Marv is Scottish and so is Brad. Marv says, no Scotsman puts sugar on his porridge. Brad points out that Tim is born and raised in Scotland, Scottish by blood, but puts sugar on his porridge. Then Marv says “Ahh, but no TRUE Scotsman puts sugar on his porridge. This extra clause doesn’t actually fit…. no where in the definition of “Being Scottish” does it say, not putting sugar on your porridge. This simple is just untrue!

So the point is, being a “Man” has a simple definition. Let’s stop saying “Real” or “True” men do things… let’s just say “It’s a good idea to do X, Y, and Z and your gender or sex shouldn’t inhibit that.” I can see it’s well meaning, but it’s counter productive. Actions don’t make a man the sex or gender he is…. his biology and identification as being a man does.

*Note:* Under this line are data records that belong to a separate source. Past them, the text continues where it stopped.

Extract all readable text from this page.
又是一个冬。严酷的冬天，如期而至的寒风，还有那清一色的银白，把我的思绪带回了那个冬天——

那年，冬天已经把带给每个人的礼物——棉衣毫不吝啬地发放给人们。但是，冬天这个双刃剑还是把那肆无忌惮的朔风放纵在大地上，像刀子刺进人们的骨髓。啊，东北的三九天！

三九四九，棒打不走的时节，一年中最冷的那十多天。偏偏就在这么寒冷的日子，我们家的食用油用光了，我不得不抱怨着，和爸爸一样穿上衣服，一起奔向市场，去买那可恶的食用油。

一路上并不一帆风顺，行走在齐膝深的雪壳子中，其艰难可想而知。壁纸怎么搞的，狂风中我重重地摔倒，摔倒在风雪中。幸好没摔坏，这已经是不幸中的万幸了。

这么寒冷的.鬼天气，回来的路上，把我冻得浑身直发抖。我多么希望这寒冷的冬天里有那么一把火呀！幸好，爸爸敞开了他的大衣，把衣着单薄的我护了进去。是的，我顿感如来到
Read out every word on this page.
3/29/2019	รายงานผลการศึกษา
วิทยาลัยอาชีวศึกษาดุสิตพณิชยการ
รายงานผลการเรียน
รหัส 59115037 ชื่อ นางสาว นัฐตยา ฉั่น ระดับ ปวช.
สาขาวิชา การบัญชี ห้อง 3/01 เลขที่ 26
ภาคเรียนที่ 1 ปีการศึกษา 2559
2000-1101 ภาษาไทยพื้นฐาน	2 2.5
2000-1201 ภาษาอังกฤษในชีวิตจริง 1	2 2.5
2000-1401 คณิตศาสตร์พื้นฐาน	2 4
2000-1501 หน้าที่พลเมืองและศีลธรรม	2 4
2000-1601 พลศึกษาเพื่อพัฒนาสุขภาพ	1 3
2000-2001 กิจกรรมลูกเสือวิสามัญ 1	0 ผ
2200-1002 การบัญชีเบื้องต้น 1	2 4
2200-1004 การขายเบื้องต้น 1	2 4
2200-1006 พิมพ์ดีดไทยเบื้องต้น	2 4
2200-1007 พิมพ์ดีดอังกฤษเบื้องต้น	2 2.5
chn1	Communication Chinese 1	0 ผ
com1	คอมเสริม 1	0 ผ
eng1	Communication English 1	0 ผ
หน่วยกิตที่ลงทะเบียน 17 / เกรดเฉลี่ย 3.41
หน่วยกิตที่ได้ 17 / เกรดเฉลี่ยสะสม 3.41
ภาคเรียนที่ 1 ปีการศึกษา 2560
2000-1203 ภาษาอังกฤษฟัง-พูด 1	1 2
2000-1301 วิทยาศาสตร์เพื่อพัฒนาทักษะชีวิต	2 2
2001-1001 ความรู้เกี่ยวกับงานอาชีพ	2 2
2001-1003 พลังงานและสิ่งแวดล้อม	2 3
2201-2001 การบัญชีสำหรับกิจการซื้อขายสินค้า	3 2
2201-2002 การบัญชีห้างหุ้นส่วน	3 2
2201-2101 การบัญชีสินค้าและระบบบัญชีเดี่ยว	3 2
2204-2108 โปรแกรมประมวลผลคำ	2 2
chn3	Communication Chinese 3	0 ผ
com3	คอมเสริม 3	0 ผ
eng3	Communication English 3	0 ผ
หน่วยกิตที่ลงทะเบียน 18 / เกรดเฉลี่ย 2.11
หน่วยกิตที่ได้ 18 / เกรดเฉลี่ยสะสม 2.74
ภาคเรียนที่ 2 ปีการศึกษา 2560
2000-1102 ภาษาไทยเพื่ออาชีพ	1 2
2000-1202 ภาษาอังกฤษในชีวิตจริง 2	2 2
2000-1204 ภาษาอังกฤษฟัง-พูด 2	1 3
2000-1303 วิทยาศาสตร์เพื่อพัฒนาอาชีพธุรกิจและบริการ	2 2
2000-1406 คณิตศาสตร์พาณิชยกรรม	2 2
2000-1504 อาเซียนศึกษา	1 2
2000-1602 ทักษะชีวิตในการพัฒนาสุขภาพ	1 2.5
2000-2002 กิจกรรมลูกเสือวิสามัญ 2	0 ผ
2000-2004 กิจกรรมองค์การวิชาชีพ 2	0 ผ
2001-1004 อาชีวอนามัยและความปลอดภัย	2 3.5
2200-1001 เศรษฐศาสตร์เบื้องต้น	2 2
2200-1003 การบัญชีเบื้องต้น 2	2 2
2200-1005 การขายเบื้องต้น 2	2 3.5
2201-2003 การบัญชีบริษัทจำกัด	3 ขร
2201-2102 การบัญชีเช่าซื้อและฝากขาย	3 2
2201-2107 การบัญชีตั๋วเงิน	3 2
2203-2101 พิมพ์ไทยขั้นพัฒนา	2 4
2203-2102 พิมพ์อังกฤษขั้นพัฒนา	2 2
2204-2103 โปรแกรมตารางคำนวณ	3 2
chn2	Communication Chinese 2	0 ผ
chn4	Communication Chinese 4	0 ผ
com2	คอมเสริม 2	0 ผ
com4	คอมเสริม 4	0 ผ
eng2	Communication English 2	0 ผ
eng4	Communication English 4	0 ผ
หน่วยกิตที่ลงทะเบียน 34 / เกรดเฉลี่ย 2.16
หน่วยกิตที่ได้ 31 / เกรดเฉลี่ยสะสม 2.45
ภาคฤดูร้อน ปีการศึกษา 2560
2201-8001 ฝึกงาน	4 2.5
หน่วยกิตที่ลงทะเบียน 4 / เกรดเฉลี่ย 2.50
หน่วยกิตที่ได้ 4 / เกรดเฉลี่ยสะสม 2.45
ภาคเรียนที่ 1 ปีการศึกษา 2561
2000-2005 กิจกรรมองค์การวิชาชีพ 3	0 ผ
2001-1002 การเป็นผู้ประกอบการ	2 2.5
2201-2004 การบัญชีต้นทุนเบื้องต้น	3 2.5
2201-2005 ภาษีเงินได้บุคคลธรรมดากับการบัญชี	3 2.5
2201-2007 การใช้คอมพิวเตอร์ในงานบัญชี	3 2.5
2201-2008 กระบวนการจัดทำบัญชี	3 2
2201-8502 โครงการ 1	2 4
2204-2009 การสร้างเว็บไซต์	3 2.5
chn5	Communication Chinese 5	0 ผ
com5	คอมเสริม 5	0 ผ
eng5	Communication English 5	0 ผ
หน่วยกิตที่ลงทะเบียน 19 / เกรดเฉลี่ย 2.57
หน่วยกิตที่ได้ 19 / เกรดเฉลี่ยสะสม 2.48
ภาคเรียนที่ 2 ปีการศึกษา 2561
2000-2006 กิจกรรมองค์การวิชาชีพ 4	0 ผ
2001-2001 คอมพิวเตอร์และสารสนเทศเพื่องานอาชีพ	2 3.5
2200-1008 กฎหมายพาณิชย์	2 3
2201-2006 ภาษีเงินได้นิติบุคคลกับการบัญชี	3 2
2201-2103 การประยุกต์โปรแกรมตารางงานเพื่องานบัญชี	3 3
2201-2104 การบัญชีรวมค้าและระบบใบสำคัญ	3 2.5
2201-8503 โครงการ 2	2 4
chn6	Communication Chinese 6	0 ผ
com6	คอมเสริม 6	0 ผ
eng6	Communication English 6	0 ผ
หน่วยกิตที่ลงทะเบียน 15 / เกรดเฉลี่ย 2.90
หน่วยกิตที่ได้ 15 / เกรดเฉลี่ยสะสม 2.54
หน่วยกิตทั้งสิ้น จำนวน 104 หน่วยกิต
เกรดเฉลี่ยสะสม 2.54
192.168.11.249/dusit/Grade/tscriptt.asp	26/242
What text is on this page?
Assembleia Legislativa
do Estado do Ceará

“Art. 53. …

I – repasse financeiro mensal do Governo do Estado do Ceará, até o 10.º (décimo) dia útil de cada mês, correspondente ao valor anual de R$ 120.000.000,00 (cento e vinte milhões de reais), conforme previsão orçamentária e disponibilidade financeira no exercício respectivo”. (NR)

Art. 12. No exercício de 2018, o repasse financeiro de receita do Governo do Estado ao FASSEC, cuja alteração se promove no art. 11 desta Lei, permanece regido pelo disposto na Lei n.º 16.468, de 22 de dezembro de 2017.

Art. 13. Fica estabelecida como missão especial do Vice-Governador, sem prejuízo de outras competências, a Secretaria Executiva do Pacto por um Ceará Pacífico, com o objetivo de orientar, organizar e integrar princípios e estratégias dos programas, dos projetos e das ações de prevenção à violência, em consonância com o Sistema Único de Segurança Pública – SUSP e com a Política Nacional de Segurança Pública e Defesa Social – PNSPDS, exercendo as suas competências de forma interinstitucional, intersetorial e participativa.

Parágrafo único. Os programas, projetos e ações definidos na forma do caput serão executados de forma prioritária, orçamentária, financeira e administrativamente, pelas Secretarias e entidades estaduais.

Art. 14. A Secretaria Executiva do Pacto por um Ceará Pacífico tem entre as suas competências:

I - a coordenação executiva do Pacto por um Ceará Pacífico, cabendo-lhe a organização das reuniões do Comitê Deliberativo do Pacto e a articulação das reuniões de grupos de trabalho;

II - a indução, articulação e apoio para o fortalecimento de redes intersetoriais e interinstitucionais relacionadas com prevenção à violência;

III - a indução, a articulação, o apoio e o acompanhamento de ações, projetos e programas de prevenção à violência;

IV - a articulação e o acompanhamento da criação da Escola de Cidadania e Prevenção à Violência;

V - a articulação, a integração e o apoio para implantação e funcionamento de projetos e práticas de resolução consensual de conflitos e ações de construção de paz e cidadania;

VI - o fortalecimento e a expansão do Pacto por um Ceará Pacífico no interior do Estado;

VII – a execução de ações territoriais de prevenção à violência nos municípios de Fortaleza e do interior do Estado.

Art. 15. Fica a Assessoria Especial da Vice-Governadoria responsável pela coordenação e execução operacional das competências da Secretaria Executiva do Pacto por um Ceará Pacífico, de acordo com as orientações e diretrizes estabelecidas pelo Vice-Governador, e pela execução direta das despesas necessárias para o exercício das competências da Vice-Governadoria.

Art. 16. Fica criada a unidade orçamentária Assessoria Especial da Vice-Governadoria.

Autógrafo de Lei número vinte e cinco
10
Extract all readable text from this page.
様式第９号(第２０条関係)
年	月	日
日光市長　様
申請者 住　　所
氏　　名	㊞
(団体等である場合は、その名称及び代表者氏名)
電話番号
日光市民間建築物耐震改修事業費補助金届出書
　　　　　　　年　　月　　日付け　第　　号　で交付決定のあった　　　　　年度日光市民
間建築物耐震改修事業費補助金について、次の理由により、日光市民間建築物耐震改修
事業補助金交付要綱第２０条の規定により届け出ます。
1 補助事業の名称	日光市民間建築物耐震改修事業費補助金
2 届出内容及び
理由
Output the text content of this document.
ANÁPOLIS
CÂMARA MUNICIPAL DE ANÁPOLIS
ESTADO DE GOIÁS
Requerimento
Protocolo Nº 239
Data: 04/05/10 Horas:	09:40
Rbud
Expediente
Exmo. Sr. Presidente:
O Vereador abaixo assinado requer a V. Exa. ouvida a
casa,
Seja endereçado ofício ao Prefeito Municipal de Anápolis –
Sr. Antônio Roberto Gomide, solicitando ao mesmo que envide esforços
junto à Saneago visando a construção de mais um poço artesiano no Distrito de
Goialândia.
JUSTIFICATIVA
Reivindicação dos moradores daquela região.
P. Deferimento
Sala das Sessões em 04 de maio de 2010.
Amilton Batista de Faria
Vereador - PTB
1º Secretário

So, what’s the big deal? Well when we try and attribute good moral ideas to “Being a man” it’s almost like we’re implying that being womanly is well… the less moral stand point. This being something you’re born into should show the huge misstep of it. I know people don’t mean it this way, but we can’t give these subtle messages to society, to our children, to our friends, that being a woman is somehow inferior to being a man… You might be able to argue the biology of strength and agility, or ability to get pregnant, but moral compass as far as I’m concerned isn’t determined by your gender or sex.

So yeah…. I guess the lesson, as always, is think about what you’re saying. Seriously look at the words you say. This is a really easy thing to avoid doing.